Second file (87mb) works. First (7.9GB) does not.
I recall there was an issue with reading files larger than 2GB, but I thought that this had been resolved with Mosaic 0.4. So is it something else?
Actually, looking at the release notes, maybe the change did not make it into 0.4?
https://github.com/databrickslabs/mosaic/releases/tag/v_0.4.1
@milos-colic will have an authoritative answer here, but I think you'll need to use the 'retile_on_read' strategy for reading large rasters since there's no way around the 2GB limit on each row object in Spark.
raster_df = (
spark.read
.format("gdal")
.option("raster.read.strategy", "retile_on_read") # sets the reader strategy
.option("sizeInMB", "42") # sets the upper bound for size of raster in each row in the output dataframe
.load("/path/to/file")
)
I didn't realise this was available in the options. I'll try it out and get back to you. I think it would be good to explicitly call this out in the documentation by the way? Thanks.
Agreed. Hope it helps you make progress.
Hi @sllynn . No luck unfortunately. I'm just trying to turn a raster into a H3 table. This is my code:
raster_df = (
spark.read
.format("gdal")
.option("raster.read.strategy", "retile_on_read")
.option("sizeInMB", "42")
.load("dbfs:/ghsl/GHS_POP_E2020_GLOBE_R2023A_54009_100_V1_0.tif")
.select(mos.rst_rastertogridavg('tile', F.lit(9)).alias("result"))
.select(F.explode('result'))
.select(F.explode('col').alias('my_array'))
.select(F.col("my_array.cellID").alias("cellID"), F.col("my_array.measure").alias("measure"))
.write.parquet("dbfs:/ghsl/h3/")
)
Error is below:
Could it be because my raster is in CRS 54009 rather than WGS84?

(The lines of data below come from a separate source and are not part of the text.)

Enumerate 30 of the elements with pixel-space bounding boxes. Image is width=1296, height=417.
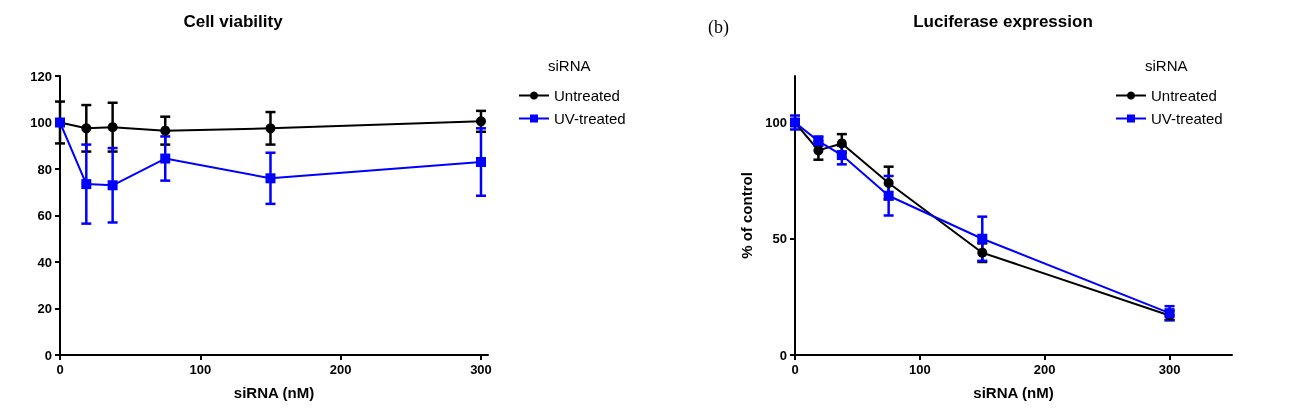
text: (b) bbox=[708, 17, 729, 38]
legend-label: Untreated bbox=[1151, 87, 1217, 104]
legend-label: UV-treated bbox=[1151, 110, 1223, 127]
x-tick-label: 300 bbox=[470, 362, 492, 377]
y-tick-label: 60 bbox=[37, 208, 52, 223]
y-tick-label: 100 bbox=[30, 115, 52, 130]
chart-title: Cell viability bbox=[183, 12, 284, 31]
legend-label: Untreated bbox=[554, 87, 620, 104]
y-tick-label: 100 bbox=[765, 115, 787, 130]
chart-title: Luciferase expression bbox=[913, 12, 1093, 31]
x-axis-title: siRNA (nM) bbox=[973, 384, 1054, 401]
y-tick-label: 0 bbox=[779, 347, 787, 363]
x-tick-label: 100 bbox=[909, 362, 931, 377]
x-tick-label: 200 bbox=[329, 362, 352, 377]
y-tick-label: 50 bbox=[772, 231, 787, 247]
y-tick-label: 80 bbox=[37, 161, 52, 177]
y-axis-title: % of control bbox=[738, 172, 756, 259]
legend-label: UV-treated bbox=[554, 110, 626, 127]
x-tick-label: 200 bbox=[1033, 362, 1056, 377]
y-tick-label: 40 bbox=[37, 254, 52, 270]
y-tick-label: 20 bbox=[37, 301, 52, 316]
x-tick-label: 0 bbox=[791, 362, 799, 377]
x-tick-label: 100 bbox=[189, 362, 212, 377]
x-axis-title: siRNA (nM) bbox=[233, 384, 315, 401]
x-tick-label: 0 bbox=[56, 362, 64, 377]
x-tick-label: 300 bbox=[1158, 362, 1181, 377]
y-tick-label: 120 bbox=[30, 68, 52, 84]
y-tick-label: 0 bbox=[44, 347, 52, 363]
legend-title: siRNA bbox=[548, 57, 591, 74]
legend-title: siRNA bbox=[1145, 57, 1188, 74]
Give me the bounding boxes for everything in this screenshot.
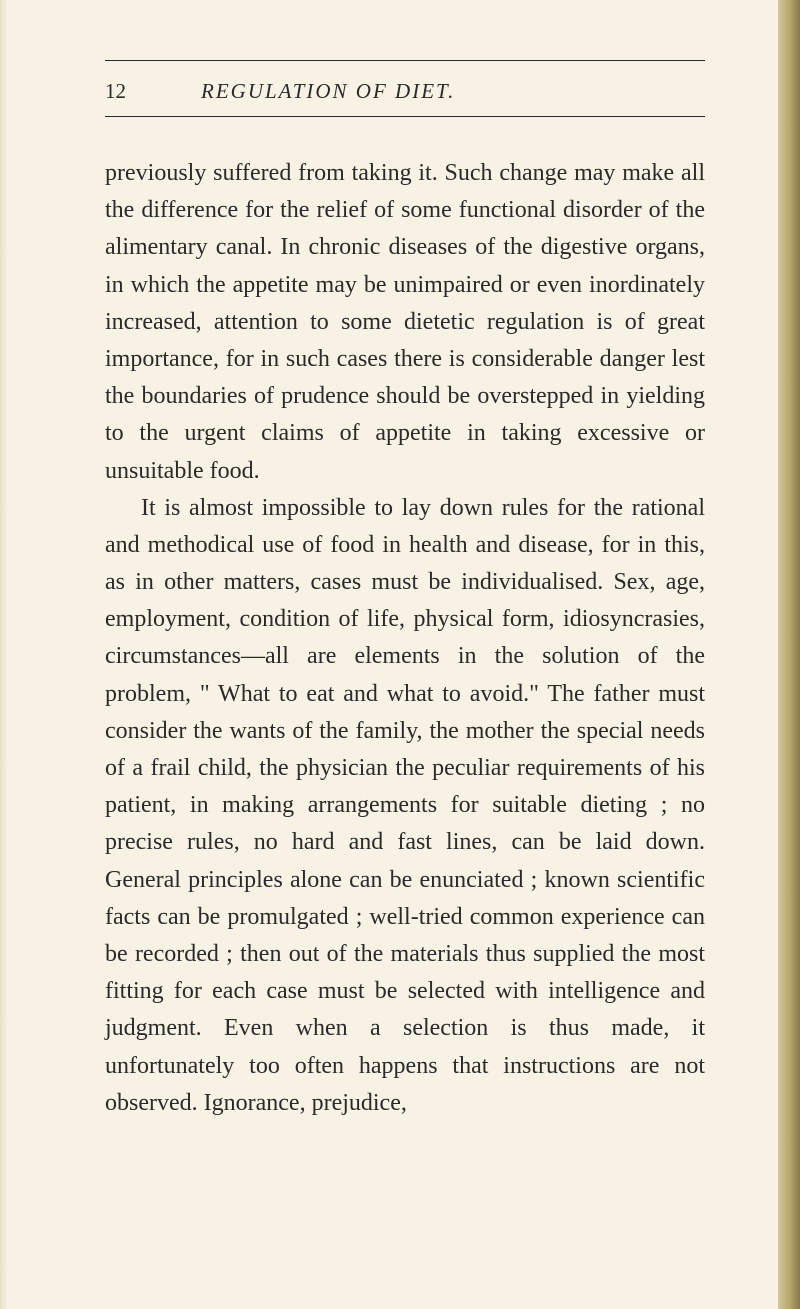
top-horizontal-rule [105, 60, 705, 61]
paragraph: previously suffered from taking it. Such… [105, 155, 705, 490]
header-horizontal-rule [105, 116, 705, 117]
running-title: REGULATION OF DIET. [201, 79, 455, 104]
page-number: 12 [105, 79, 126, 104]
page-left-shadow [0, 0, 8, 1309]
page-header: 12 REGULATION OF DIET. [105, 79, 705, 104]
paragraph: It is almost impossible to lay down rule… [105, 490, 705, 1122]
page-right-edge [778, 0, 800, 1309]
body-text: previously suffered from taking it. Such… [105, 155, 705, 1122]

The file is available here if you/anyone wants to try to debug:
https://jeodpp.jrc.ec.europa.eu/ftp/jrc-opendata/GHSL/GHS_POP_GLOBE_R2023A/GHS_POP_E2020_GLOBE_R2023A_54009_100/V1-0/GHS_POP_E2020_GLOBE_R2023A_54009_100_V1_0.zip
I will try to complete the process using a WGS84 version of the file in the meantime ...
Failed again on the WGS84 version of the file.

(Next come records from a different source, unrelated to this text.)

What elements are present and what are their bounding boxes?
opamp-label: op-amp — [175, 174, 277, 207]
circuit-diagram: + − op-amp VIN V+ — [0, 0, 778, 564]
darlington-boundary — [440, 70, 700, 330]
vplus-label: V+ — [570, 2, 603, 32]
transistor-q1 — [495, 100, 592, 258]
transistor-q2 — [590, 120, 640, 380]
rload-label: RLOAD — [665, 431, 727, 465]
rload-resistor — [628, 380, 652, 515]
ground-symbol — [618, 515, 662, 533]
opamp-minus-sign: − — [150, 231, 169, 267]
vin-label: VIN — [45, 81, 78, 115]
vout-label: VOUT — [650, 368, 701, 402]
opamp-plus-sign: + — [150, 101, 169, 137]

Just wanted to add that the 'retile on read' option does work. It was the next stage of my code (converting to H3) that is causing the crash.
I should add that the retile on read is very slow. I find myself wondering why it is physically re-writing our smaller files. Why not just leverage VRTs?

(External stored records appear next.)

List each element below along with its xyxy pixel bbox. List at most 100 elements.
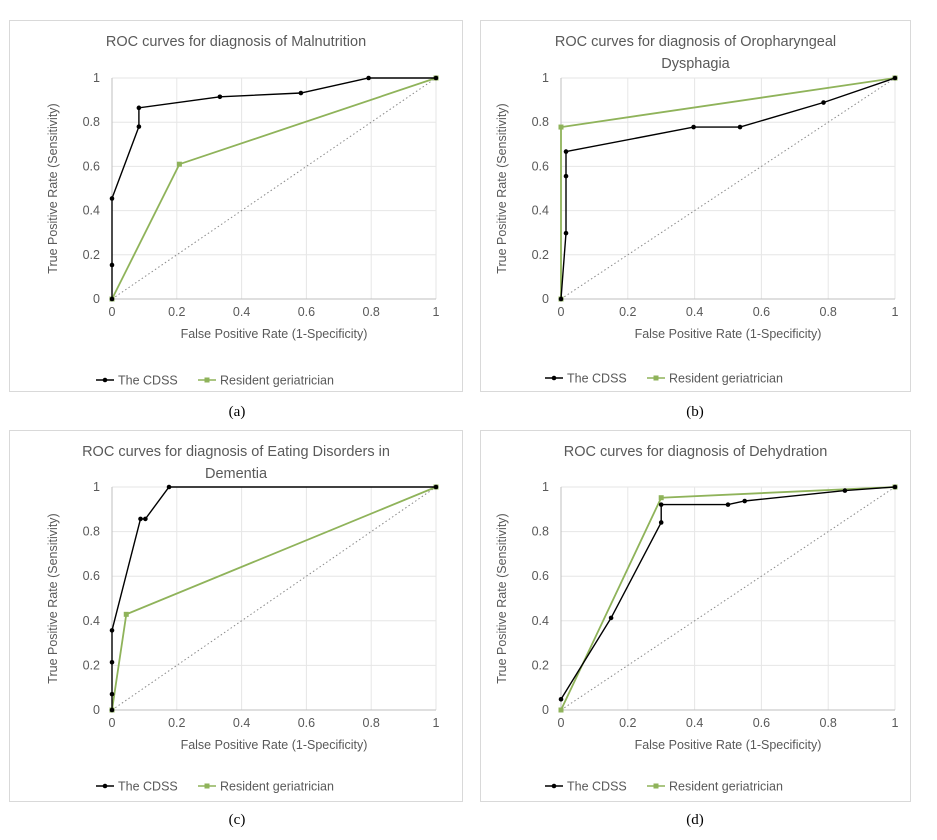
- chart-legend: The CDSS Resident geriatrician: [545, 780, 783, 794]
- roc-chart-svg: 0 0.2 0.4 0.6 0.8 1 0 0.2 0.4 0.6 0.8 1 False Positi…: [495, 480, 899, 794]
- x-tick-label: 0.6: [298, 716, 315, 730]
- x-axis-label: False Positive Rate (1-Specificity): [635, 327, 822, 341]
- x-tick-label: 0.6: [298, 305, 315, 319]
- data-point-cdss: [892, 484, 898, 490]
- legend-label-cdss: The CDSS: [118, 780, 178, 794]
- data-point-resident: [558, 124, 564, 130]
- data-point-cdss: [109, 262, 115, 268]
- data-point-resident: [658, 495, 664, 501]
- y-tick-label: 0.8: [532, 115, 549, 129]
- y-tick-label: 0.8: [83, 115, 100, 129]
- y-tick-label: 0.2: [83, 248, 100, 262]
- data-point-cdss: [842, 488, 848, 493]
- data-point-cdss: [298, 90, 304, 96]
- data-point-resident: [176, 161, 182, 167]
- data-point-cdss: [742, 498, 747, 504]
- data-point-cdss: [109, 628, 115, 633]
- chart-title: ROC curves for diagnosis of Dehydration: [481, 441, 910, 463]
- legend-marker-cdss: [551, 375, 557, 381]
- chart-caption-c: (c): [228, 812, 246, 828]
- x-tick-label: 1: [892, 716, 899, 730]
- x-tick-label: 0: [109, 305, 116, 319]
- x-tick-label: 0.8: [820, 716, 837, 730]
- x-tick-label: 0.2: [168, 305, 185, 319]
- y-tick-label: 0.4: [532, 204, 549, 218]
- chart-legend: The CDSS Resident geriatrician: [96, 374, 334, 388]
- y-tick-label: 0.4: [532, 614, 549, 628]
- x-tick-label: 0.4: [686, 305, 703, 319]
- y-tick-label: 0: [93, 292, 100, 306]
- data-point-cdss: [366, 75, 371, 81]
- chart-caption-b: (b): [686, 404, 704, 420]
- series-line-cdss: [560, 77, 896, 300]
- legend-marker-cdss: [102, 783, 108, 789]
- x-tick-label: 0.8: [363, 716, 380, 730]
- data-point-cdss: [433, 75, 439, 81]
- x-axis-label: False Positive Rate (1-Specificity): [181, 327, 368, 341]
- x-tick-label: 0.6: [753, 305, 770, 319]
- y-axis-label: True Positive Rate (Sensitivity): [46, 513, 60, 683]
- y-tick-label: 0.8: [83, 525, 100, 539]
- y-axis-label: True Positive Rate (Sensitivity): [495, 103, 509, 273]
- data-point-cdss: [821, 100, 826, 105]
- y-tick-label: 1: [93, 480, 100, 494]
- x-tick-label: 0.4: [233, 716, 250, 730]
- x-tick-label: 0: [558, 716, 565, 730]
- chart-title-line: ROC curves for diagnosis of Eating Disor…: [82, 444, 390, 460]
- legend-label-cdss: The CDSS: [118, 374, 178, 388]
- data-point-cdss: [109, 707, 115, 713]
- legend-marker-cdss: [102, 377, 108, 383]
- legend-label-resident: Resident geriatrician: [220, 780, 334, 794]
- chart-title: ROC curves for diagnosis of Malnutrition: [10, 31, 462, 53]
- chart-title-line: Dementia: [204, 466, 268, 482]
- data-point-cdss: [143, 516, 148, 522]
- data-point-cdss: [109, 196, 115, 201]
- data-point-cdss: [691, 124, 696, 130]
- data-point-cdss: [658, 520, 664, 525]
- legend-marker-resident: [653, 783, 659, 789]
- diagonal-reference-line: [111, 77, 437, 300]
- x-tick-label: 0.2: [168, 716, 185, 730]
- y-tick-label: 0.4: [83, 614, 100, 628]
- x-tick-label: 0.4: [233, 305, 250, 319]
- legend-marker-resident: [204, 783, 210, 789]
- x-tick-label: 0.6: [753, 716, 770, 730]
- data-point-cdss: [563, 149, 569, 154]
- x-axis-label: False Positive Rate (1-Specificity): [181, 738, 368, 752]
- y-tick-label: 0.6: [83, 159, 100, 173]
- y-tick-label: 0.6: [532, 159, 549, 173]
- chart-title-line: ROC curves for diagnosis of Oropharyngea…: [554, 34, 837, 50]
- x-tick-label: 1: [433, 305, 440, 319]
- y-tick-label: 1: [542, 71, 549, 85]
- legend-label-resident: Resident geriatrician: [669, 372, 783, 386]
- data-point-cdss: [109, 691, 115, 697]
- y-tick-label: 1: [93, 71, 100, 85]
- data-point-cdss: [608, 615, 614, 621]
- y-tick-label: 0.2: [83, 658, 100, 672]
- data-point-cdss: [109, 659, 115, 665]
- chart-title-line: Dysphagia: [661, 56, 730, 72]
- legend-label-cdss: The CDSS: [567, 372, 627, 386]
- data-point-cdss: [166, 484, 172, 490]
- legend-label-cdss: The CDSS: [567, 780, 627, 794]
- data-point-cdss: [658, 502, 664, 507]
- roc-chart-svg: 0 0.2 0.4 0.6 0.8 1 0 0.2 0.4 0.6 0.8 1 False Positi…: [46, 71, 440, 388]
- x-tick-label: 0: [109, 716, 116, 730]
- x-tick-label: 0.8: [820, 305, 837, 319]
- chart-title: ROC curves for diagnosis of Eating Disor…: [10, 441, 462, 485]
- chart-panel-malnutrition: ROC curves for diagnosis of Malnutrition…: [9, 20, 463, 392]
- chart-caption-a: (a): [228, 404, 246, 420]
- data-point-cdss: [558, 296, 564, 302]
- x-tick-label: 1: [892, 305, 899, 319]
- data-point-cdss: [217, 94, 223, 100]
- diagonal-reference-line: [560, 486, 896, 711]
- x-axis-label: False Positive Rate (1-Specificity): [635, 738, 822, 752]
- y-tick-label: 0: [93, 703, 100, 717]
- x-tick-label: 0.4: [686, 716, 703, 730]
- roc-chart-svg: 0 0.2 0.4 0.6 0.8 1 0 0.2 0.4 0.6 0.8 1 False Positi…: [46, 480, 440, 794]
- chart-title-line: ROC curves for diagnosis of Malnutrition: [105, 34, 367, 50]
- legend-label-resident: Resident geriatrician: [220, 374, 334, 388]
- y-axis-label: True Positive Rate (Sensitivity): [495, 513, 509, 683]
- chart-legend: The CDSS Resident geriatrician: [545, 372, 783, 386]
- y-tick-label: 0.2: [532, 248, 549, 262]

@JimShady we are giving attention to "raster_to_grid" in #556 which gets into retile, will come with 0.4.2 in about a week.
We got 0.4.2 out, but it didn't include the raster_to_grid and similar work involving tessellate performance. We had to streamline it due to a dependency issue that arose from latest geopandas, see docs. So, 0.4.3 coming soon with more "in-flight" work.